Reputation: 1
I am seeking for a way to parse a rss feed (XML) in PowerShell for specific string. The RSS (shortened) looks like:
<channel>
<title>title here</title>
<link>http://link.com</link>
<description>this is a description</description>
<language>en-us</language>
<item>
<title>title1</title>
<description>URL: url1.com/filenamehere, IP Address: 123.123.123.123.123.123, Country: AA</description>
</item>
<item>
<title>title2</title>
<description>URL: url2.com/filenamehere, IP Address: 123.123.123.123.123.123, Country: AA</description>
</item>
<item>
<title>title3</title>
<description>URL: url2.com/filenamehere, IP Address: 123.123.123.123.123.123, Country: AA</description>
</item>
I am downloading the RSS and I am able to parse the for me interesting "description" field:
$rssFeed = [xml](New-Object System.Net.WebClient).DownloadString('http:/url2feed.com/rss/')
$rssFeed.rss.channel.item | Select-Object description -First 5
Output is:
URL: url1.com/filenamehere, IP Address: 123.123.123.123.123.123, Country: AA URL: url2.com/filenamehere, IP Address: 123.123.123.123.123.123, Country: AA URL: url3.com/filenamehere, IP Address: 123.123.123.123.123.123, Country: AA
But I am just interested in the link after "URL:", e.g. url1.com/filename.
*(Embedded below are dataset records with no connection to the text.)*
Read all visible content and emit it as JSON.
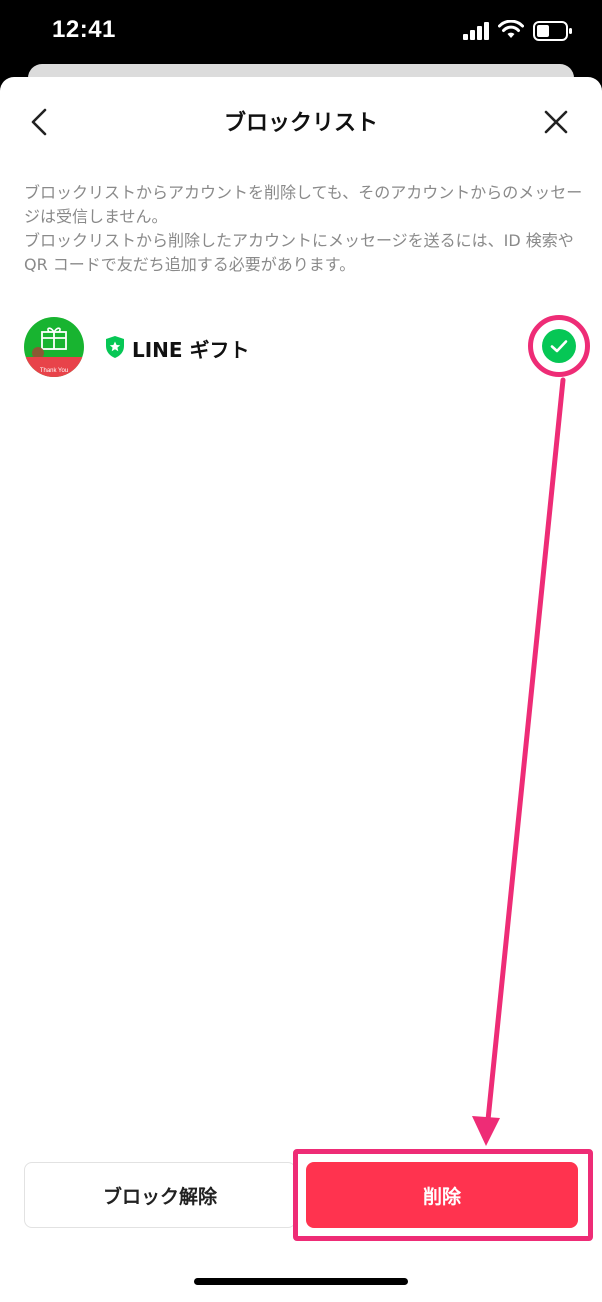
{
  "status_bar": {
    "time": "12:41"
  },
  "header": {
    "title": "ブロックリスト"
  },
  "notice": {
    "line1": "ブロックリストからアカウントを削除しても、そのアカウントからのメッセージは受信しません。",
    "line2": "ブロックリストから削除したアカウントにメッセージを送るには、ID 検索や QR コードで友だち追加する必要があります。"
  },
  "accounts": [
    {
      "name": "LINE ギフト",
      "avatar_text": "Thank You",
      "selected": true
    }
  ],
  "actions": {
    "unblock_label": "ブロック解除",
    "delete_label": "削除"
  },
  "icons": {
    "back": "chevron-left-icon",
    "close": "close-icon",
    "badge": "official-shield-icon",
    "check": "check-icon"
  },
  "colors": {
    "accent_red": "#ff334f",
    "highlight_pink": "#ee2c76",
    "check_green": "#06c755"
  }
}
So, may I ask for your assistance please to drop out beginning "URL:" and everything after first comma in "description" field? Furthermore I'd like to add "http://" before every URL.
Upvotes: 0
Views: 98
Reputation: 313
Try below line. which replace "URL: " as "URL: http://"
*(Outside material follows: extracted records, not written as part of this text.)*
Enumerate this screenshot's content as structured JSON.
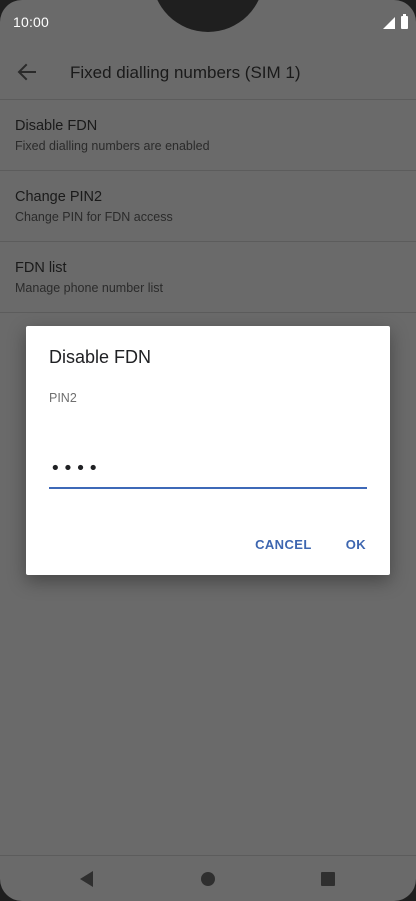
{
  "status_bar": {
    "time": "10:00",
    "icons": [
      "signal-icon",
      "battery-icon"
    ]
  },
  "app_bar": {
    "back_icon": "arrow-left-icon",
    "title": "Fixed dialling numbers (SIM 1)"
  },
  "settings_list": {
    "items": [
      {
        "title": "Disable FDN",
        "subtitle": "Fixed dialling numbers are enabled"
      },
      {
        "title": "Change PIN2",
        "subtitle": "Change PIN for FDN access"
      },
      {
        "title": "FDN list",
        "subtitle": "Manage phone number list"
      }
    ]
  },
  "dialog": {
    "title": "Disable FDN",
    "field_label": "PIN2",
    "field_value": "••••",
    "cancel_label": "CANCEL",
    "ok_label": "OK"
  },
  "nav_bar": {
    "icons": [
      "back-triangle-icon",
      "home-circle-icon",
      "recents-square-icon"
    ]
  },
  "colors": {
    "accent": "#3d66b0",
    "scrim_background": "#6a6a6a",
    "dialog_background": "#ffffff"
  }
}
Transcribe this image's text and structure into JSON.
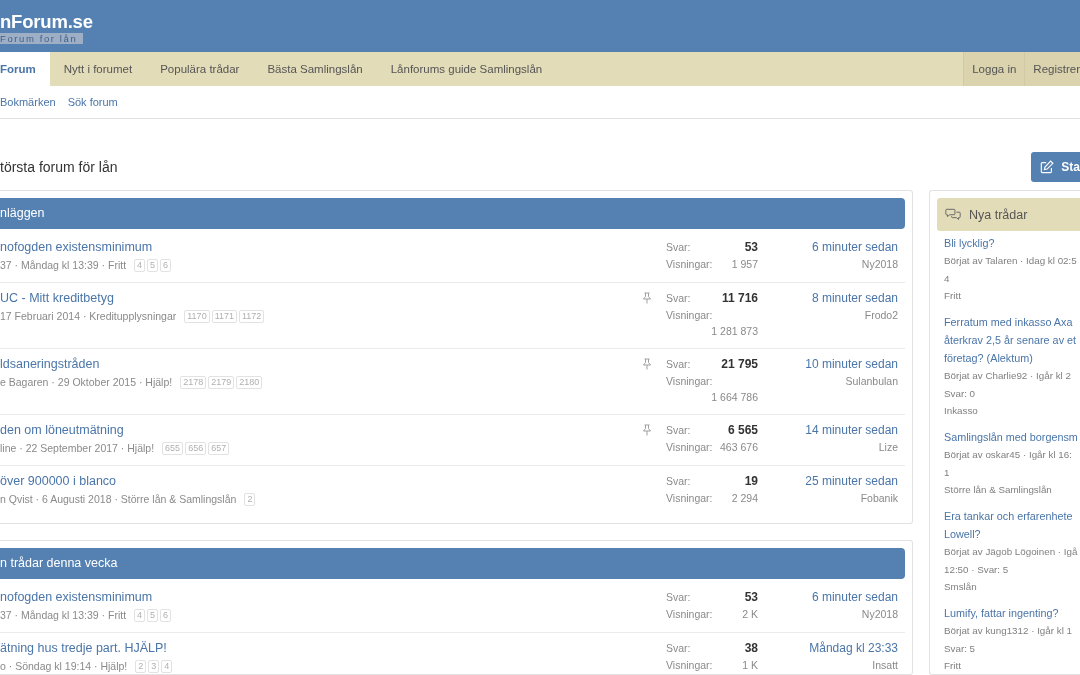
{
  "header": {
    "logo": "nForum.se",
    "tagline": "Forum for lån"
  },
  "nav": {
    "tabs": [
      {
        "label": "Forum",
        "selected": true
      },
      {
        "label": "Nytt i forumet",
        "selected": false
      },
      {
        "label": "Populära trådar",
        "selected": false
      },
      {
        "label": "Bästa Samlingslån",
        "selected": false
      },
      {
        "label": "Lånforums guide Samlingslån",
        "selected": false
      }
    ],
    "account_links": [
      "Logga in",
      "Registrer"
    ]
  },
  "sub_nav": [
    "Bokmärken",
    "Sök forum"
  ],
  "page": {
    "title": "törsta forum för lån",
    "new_thread_button": "Sta"
  },
  "blocks": [
    {
      "title": "nläggen",
      "threads": [
        {
          "title": "nofogden existensminimum",
          "meta": "37 · Måndag kl 13:39 · Fritt",
          "pages": [
            "4",
            "5",
            "6"
          ],
          "pinned": false,
          "replies_label": "Svar:",
          "replies": "53",
          "views_label": "Visningar:",
          "views": "1 957",
          "last_post": "6 minuter sedan",
          "last_poster": "Ny2018"
        },
        {
          "title": "UC - Mitt kreditbetyg",
          "meta": "17 Februari 2014 · Kreditupplysningar",
          "pages": [
            "1170",
            "1171",
            "1172"
          ],
          "pinned": true,
          "replies_label": "Svar:",
          "replies": "11 716",
          "views_label": "Visningar:",
          "views": "1 281 873",
          "last_post": "8 minuter sedan",
          "last_poster": "Frodo2"
        },
        {
          "title": "ldsaneringstråden",
          "meta": "e Bagaren · 29 Oktober 2015 · Hjälp!",
          "pages": [
            "2178",
            "2179",
            "2180"
          ],
          "pinned": true,
          "replies_label": "Svar:",
          "replies": "21 795",
          "views_label": "Visningar:",
          "views": "1 664 786",
          "last_post": "10 minuter sedan",
          "last_poster": "Sulanbulan"
        },
        {
          "title": "den om löneutmätning",
          "meta": "line · 22 September 2017 · Hjälp!",
          "pages": [
            "655",
            "656",
            "657"
          ],
          "pinned": true,
          "replies_label": "Svar:",
          "replies": "6 565",
          "views_label": "Visningar:",
          "views": "463 676",
          "last_post": "14 minuter sedan",
          "last_poster": "Lize"
        },
        {
          "title": "över 900000 i blanco",
          "meta": "n Qvist · 6 Augusti 2018 · Större lån & Samlingslån",
          "pages": [
            "2"
          ],
          "pinned": false,
          "replies_label": "Svar:",
          "replies": "19",
          "views_label": "Visningar:",
          "views": "2 294",
          "last_post": "25 minuter sedan",
          "last_poster": "Fobanik"
        }
      ]
    },
    {
      "title": "n trådar denna vecka",
      "threads": [
        {
          "title": "nofogden existensminimum",
          "meta": "37 · Måndag kl 13:39 · Fritt",
          "pages": [
            "4",
            "5",
            "6"
          ],
          "pinned": false,
          "replies_label": "Svar:",
          "replies": "53",
          "views_label": "Visningar:",
          "views": "2 K",
          "last_post": "6 minuter sedan",
          "last_poster": "Ny2018"
        },
        {
          "title": "ätning hus tredje part. HJÄLP!",
          "meta": "o · Söndag kl 19:14 · Hjälp!",
          "pages": [
            "2",
            "3",
            "4"
          ],
          "pinned": false,
          "replies_label": "Svar:",
          "replies": "38",
          "views_label": "Visningar:",
          "views": "1 K",
          "last_post": "Måndag kl 23:33",
          "last_poster": "Insatt"
        }
      ]
    }
  ],
  "sidebar": {
    "title": "Nya trådar",
    "threads": [
      {
        "title_lines": [
          "Bli lycklig?"
        ],
        "meta_lines": [
          "Börjat av Talaren · Idag kl 02:5",
          "4"
        ],
        "forum": "Fritt"
      },
      {
        "title_lines": [
          "Ferratum med inkasso Axa",
          "återkrav 2,5 år senare av et",
          "företag? (Alektum)"
        ],
        "meta_lines": [
          "Börjat av Charlie92 · Igår kl 2",
          "Svar: 0"
        ],
        "forum": "Inkasso"
      },
      {
        "title_lines": [
          "Samlingslån med borgensm"
        ],
        "meta_lines": [
          "Börjat av oskar45 · Igår kl 16:",
          "1"
        ],
        "forum": "Större lån & Samlingslån"
      },
      {
        "title_lines": [
          "Era tankar och erfarenhete",
          "Lowell?"
        ],
        "meta_lines": [
          "Börjat av Jägob Lögoinen · Igå",
          "12:50 · Svar: 5"
        ],
        "forum": "Smslån"
      },
      {
        "title_lines": [
          "Lumify, fattar ingenting?"
        ],
        "meta_lines": [
          "Börjat av kung1312 · Igår kl 1",
          "Svar: 5"
        ],
        "forum": "Fritt"
      }
    ]
  }
}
$rssFeed.rss.channel.item | Select-Object @{Name = "title"; Expression = {$_.description -replace "URL: ","URL: http://"}} -First 5
Upvotes: 0
Reputation: 674
This case is relatively simple but I'll post a solution here also as an idea for more complicated cases.
Let's assume you want to work with one of your lines.
$line="URL: url3.com/filenamehere, IP Address: 123.123.123.123.123.123, Country: AA"
This lines has multiple delimiters with spaces attached. But because it is relatively well structured you can easily extract the information you want without regular expression by breaking it up in segments per delimiter.
For example this returns the url value
$url=(($line -split ", ")[0] -split ": ")[1]
If there is a case where the whitespaces are not canonical then you could push the responsibility out of the delimiter and into a trim function. Like this
$url=(($line -split ",")[0].Trim() -split ":")[1].Trim()
In either case the $url
will be
url3.com/filenamehere
and you can use it as you please e.g.
$url="http://$url"
Upvotes: 1